Still though, in some ways, I prefer the past. Not the distant past, for that was much too dangerous and primitive for the tastes of anyone who wants any kind of civilized existence, but the fairly recent past looks awfully good from where I’m sitting. My love for the past even shows up in the way I phrase things sometimes, not that I do it intentionally. Look, for instance, at how I began this little description of my opinion. I said ‘The present stinks!’ I could have said it ‘sucks,’ but that would smack of the contemporary casual usage of profanity that wasn’t there a few decades ago. I’m not an old man, though some seem to think I act like one, curmudgeonly and cranky. I’m barely into my thirties, but even that’s old enough to remember a time when six year olds didn’t toss around curses like they were scarred and tanned old sailors. There is no profanity that’s worth its weight in offensiveness any more, since it’s all so overused.
I miss people’s respect for privacy too. Nobody seems to value it anymore. The quiet that we all used to have sometimes, the time to stop and think. The times when we could be just a bit isolated for just a few hours. I, for one, have no desire to be in constant contact with anyone. Not through perpetually blabbing into a cell phone, not by texting, not by any means. It’s not that I don’t like people. It’s just that I don’t need to be talking to them at every waking moment.
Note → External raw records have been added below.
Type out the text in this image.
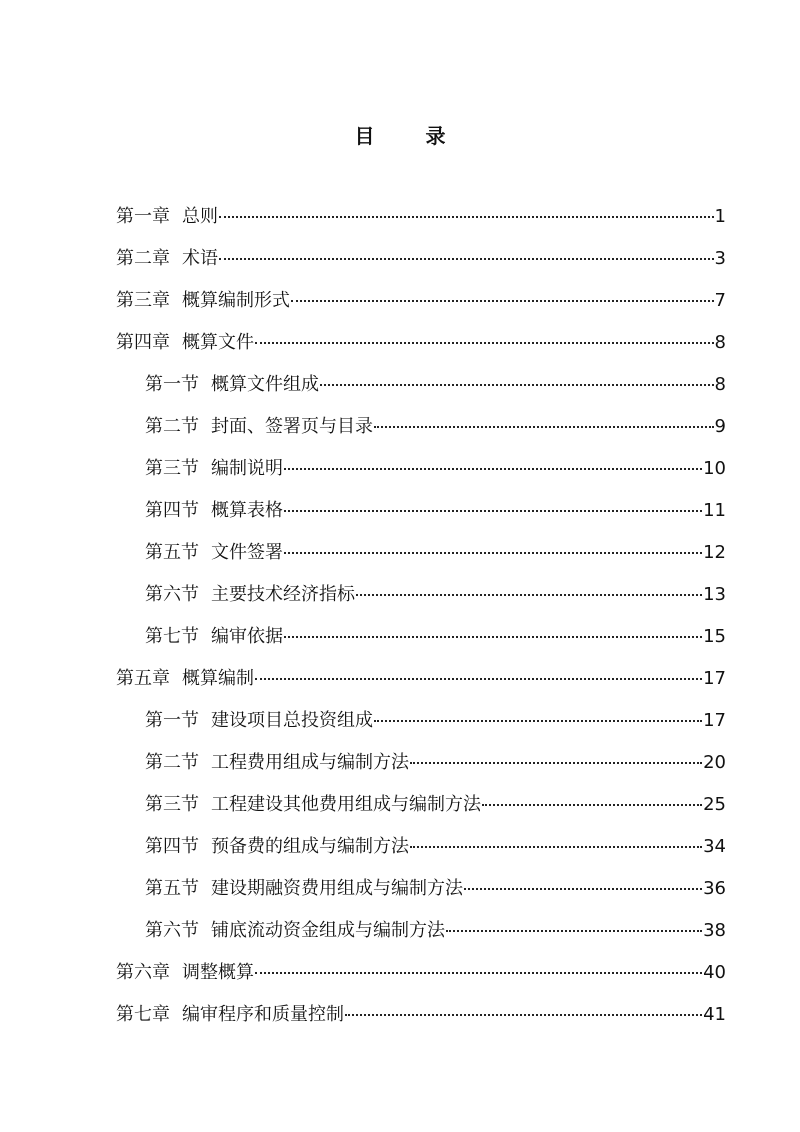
目 录
第一章 总则	1
第二章 术语	3
第三章 概算编制形式	7
第四章 概算文件	8
第一节 概算文件组成	8
第二节 封面、签署页与目录	9
第三节 编制说明	10
第四节 概算表格	11
第五节 文件签署	12
第六节 主要技术经济指标	13
第七节 编审依据	15
第五章 概算编制	17
第一节 建设项目总投资组成	17
第二节 工程费用组成与编制方法	20
第三节 工程建设其他费用组成与编制方法	25
第四节 预备费的组成与编制方法	34
第五节 建设期融资费用组成与编制方法	36
第六节 铺底流动资金组成与编制方法	38
第六章 调整概算	40
第七章 编审程序和质量控制	41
Maybe it’s just my natural eccentricity, but I  like to, sometimes at least, feel like I’ve stepped back in time just a blink or a decade or half a century. Stepped back to a time that seems cleaner, more innocent; even if it’s only that way through pretended rose-colored glasses.  A time more elegant and somehow purer. The Forties, Fifties, Sixties, even the Seventies and Eighties have a sort of appeal to me. An attraction that calls out to me like a magnet or a movie poster that makes me want to see that film and get lost, if only for a few precious and surreal hours, in an era that I just missed by what amounts to only an ounce of fluid in the deep and rapid river of time.